Q: What are you reading?

A: “All In: How the Best Managers Create a Culture of Belief and Drive Big Results” by Adrian Gostick and Chester Elton. It’s the latest book from the team who wrote — what I consider to be the bible on company culture and how to create it — The Orange Revolution: How One Great Team Can Transform An Entire Organization.

Q: Where do you take clients for dinner or lunch?

A: DW Bistro and Nittaya’s Secret Kitchen are a few of my favorites, depending what side of town we’re on. But if you really want to connect with somebody, I like sharing a pizza.

Q: Where do you work out or play your favorite sport?

A: On Monday nights, you can find me at Sunset Station, bowling with my friends; and Thursday nights, I golf with the Nevada Blind Children’s Foundation team at the Las Vegas Golf Center. On weekends, I love to golf with my son, usually at Bear’s Best or the Paiute Golf Course. The main thing is we get to spend that time together.

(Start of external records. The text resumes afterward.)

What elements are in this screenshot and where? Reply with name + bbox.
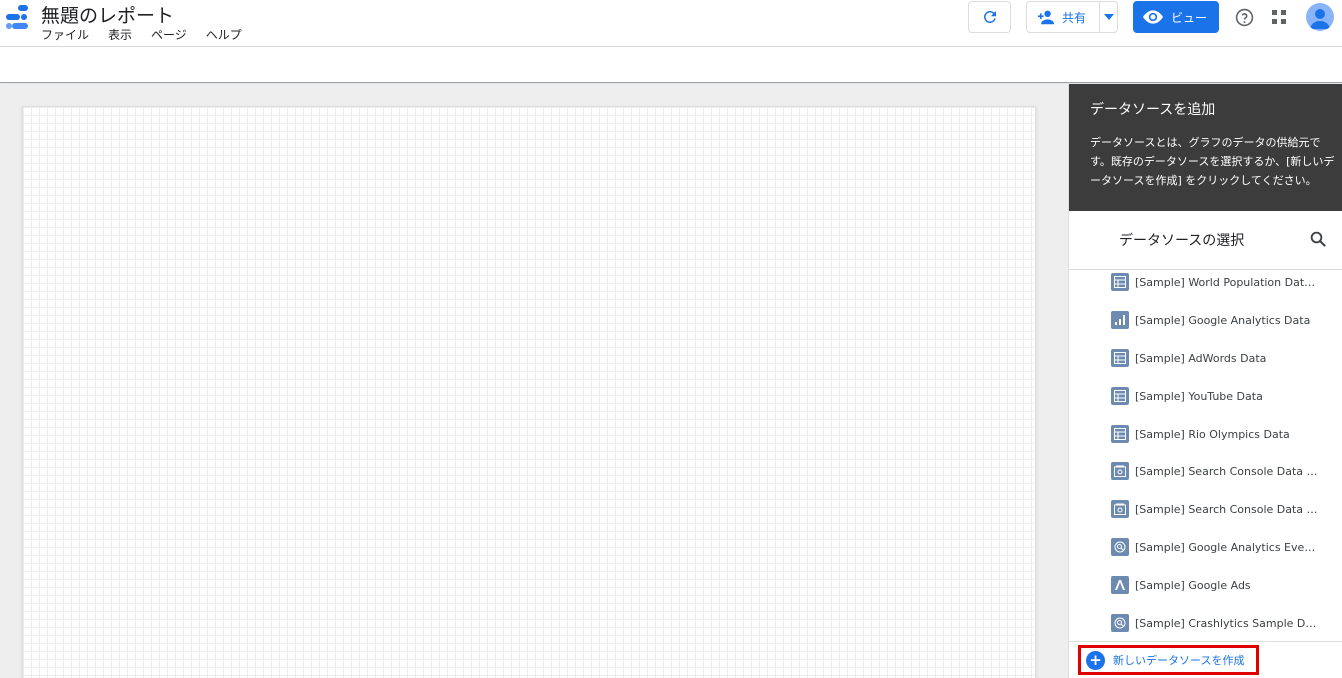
caret-down-icon	[1103, 14, 1114, 20]
data-source-list: [Sample] World Population Data 2... [Sam…	[1069, 271, 1342, 641]
search-icon[interactable]	[1309, 230, 1327, 252]
apps-grid-icon[interactable]	[1271, 9, 1287, 29]
analytics-events-icon	[1111, 538, 1129, 556]
crashlytics-icon	[1111, 614, 1129, 632]
create-data-source-label: 新しいデータソースを作成	[1113, 654, 1245, 667]
share-button-group: 共有	[1026, 1, 1118, 33]
list-item[interactable]: [Sample] Google Analytics Events ...	[1111, 537, 1319, 557]
table-icon	[1111, 273, 1129, 291]
table-icon	[1111, 349, 1129, 367]
table-icon	[1111, 425, 1129, 443]
menu-page[interactable]: ページ	[151, 26, 187, 43]
report-canvas[interactable]	[22, 106, 1036, 678]
list-item[interactable]: [Sample] AdWords Data	[1111, 348, 1319, 368]
list-item-label: [Sample] YouTube Data	[1135, 389, 1263, 403]
person-add-icon	[1038, 10, 1054, 25]
list-item[interactable]: [Sample] World Population Data 2...	[1111, 272, 1319, 292]
share-label: 共有	[1062, 10, 1087, 25]
list-item[interactable]: [Sample] YouTube Data	[1111, 386, 1319, 406]
panel-title: データソースを追加	[1090, 102, 1216, 118]
list-item-label: [Sample] Rio Olympics Data	[1135, 427, 1290, 441]
list-item-label: [Sample] Google Analytics Events ...	[1135, 540, 1319, 554]
editor-toolbar	[0, 47, 1342, 83]
refresh-button[interactable]	[968, 1, 1011, 33]
list-item[interactable]: [Sample] Rio Olympics Data	[1111, 424, 1319, 444]
data-source-select-header: データソースの選択	[1069, 211, 1342, 270]
account-avatar[interactable]	[1306, 3, 1334, 31]
panel-description: データソースとは、グラフのデータの供給元です。既存のデータソースを選択するか、[…	[1090, 136, 1335, 187]
list-item-label: [Sample] Search Console Data (UR...	[1135, 502, 1319, 516]
create-data-source-row: + 新しいデータソースを作成	[1069, 641, 1342, 678]
app-header: 無題のレポート ファイル 表示 ページ ヘルプ 共有 ビュー	[0, 0, 1342, 47]
menu-view[interactable]: 表示	[108, 26, 132, 43]
eye-icon	[1143, 10, 1163, 24]
table-icon	[1111, 387, 1129, 405]
list-item[interactable]: [Sample] Search Console Data (Sit...	[1111, 461, 1319, 481]
list-item-label: [Sample] Google Analytics Data	[1135, 313, 1311, 327]
list-item[interactable]: [Sample] Google Analytics Data	[1111, 310, 1319, 330]
search-console-icon	[1111, 500, 1129, 518]
canvas-area	[0, 84, 1068, 678]
add-data-source-panel: データソースを追加 データソースとは、グラフのデータの供給元です。既存のデータソ…	[1068, 84, 1342, 678]
share-dropdown-button[interactable]	[1100, 2, 1117, 32]
plus-icon: +	[1086, 650, 1105, 670]
panel-header: データソースを追加 データソースとは、グラフのデータの供給元です。既存のデータソ…	[1069, 84, 1342, 211]
menu-file[interactable]: ファイル	[41, 26, 89, 43]
google-ads-icon	[1111, 576, 1129, 594]
menu-help[interactable]: ヘルプ	[206, 26, 242, 43]
bar-chart-icon	[1111, 311, 1129, 329]
refresh-icon	[983, 10, 996, 23]
report-title[interactable]: 無題のレポート	[41, 1, 174, 28]
search-console-icon	[1111, 462, 1129, 480]
view-button[interactable]: ビュー	[1133, 1, 1219, 33]
list-item[interactable]: [Sample] Google Ads	[1111, 575, 1319, 595]
create-data-source-button[interactable]: + 新しいデータソースを作成	[1078, 645, 1259, 675]
list-item-label: [Sample] Google Ads	[1135, 578, 1251, 592]
help-icon[interactable]	[1235, 8, 1254, 31]
list-item-label: [Sample] World Population Data 2...	[1135, 275, 1319, 289]
list-item-label: [Sample] Search Console Data (Sit...	[1135, 464, 1319, 478]
select-title: データソースの選択	[1119, 233, 1245, 249]
list-item[interactable]: [Sample] Search Console Data (UR...	[1111, 499, 1319, 519]
list-item[interactable]: [Sample] Crashlytics Sample Data	[1111, 613, 1319, 633]
share-button[interactable]: 共有	[1027, 2, 1101, 32]
list-item-label: [Sample] AdWords Data	[1135, 351, 1267, 365]
list-item-label: [Sample] Crashlytics Sample Data	[1135, 616, 1319, 630]
view-label: ビュー	[1171, 10, 1208, 25]
menu-bar: ファイル 表示 ページ ヘルプ	[41, 26, 242, 43]
data-studio-logo-icon[interactable]	[4, 4, 30, 30]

Q: How do you decompress after a pressing week?

A: I’m a happy, non-recovering workaholic. It just doesn’t feel like work when you love what you do. That said, it also helps that we have a relaxed company culture at Nevada Blind Children’s Foundation so I can bring my “newfie” Buddy (Newfoundland) to work with me. We’re a certified therapy dog team, and he’s become the NBCF mascot. Buddy has such a calming nature — the kids love him and so do I.

Q: What’s the biggest challenge facing Las Vegas in the next five years?

A: Education — the same challenge we’ve faced for the past five years. Our community needs the best and brightest minds to lead us into the next 100-plus years. An investment in our kids, today, will literally reap dividends for us in the future. No pun intended, but I never saw this more clearly than when I came to Nevada Blind Children’s Foundation. It’s estimated 70 percent of blind adults are unemployed; and literacy is a key component to changing that fact. During their lifetime, unemployed blind adults will cost their community an estimated $1 million dollars each. However, for a fraction of that cost, we could educate our visually impaired youth and help them become independent, contributing members of our community. That’s one of the reasons I came to NBCF, to create a dedicated school for visually impaired kids. Nevada is one of just five states that does not have a school for the blind. We’re going to change that.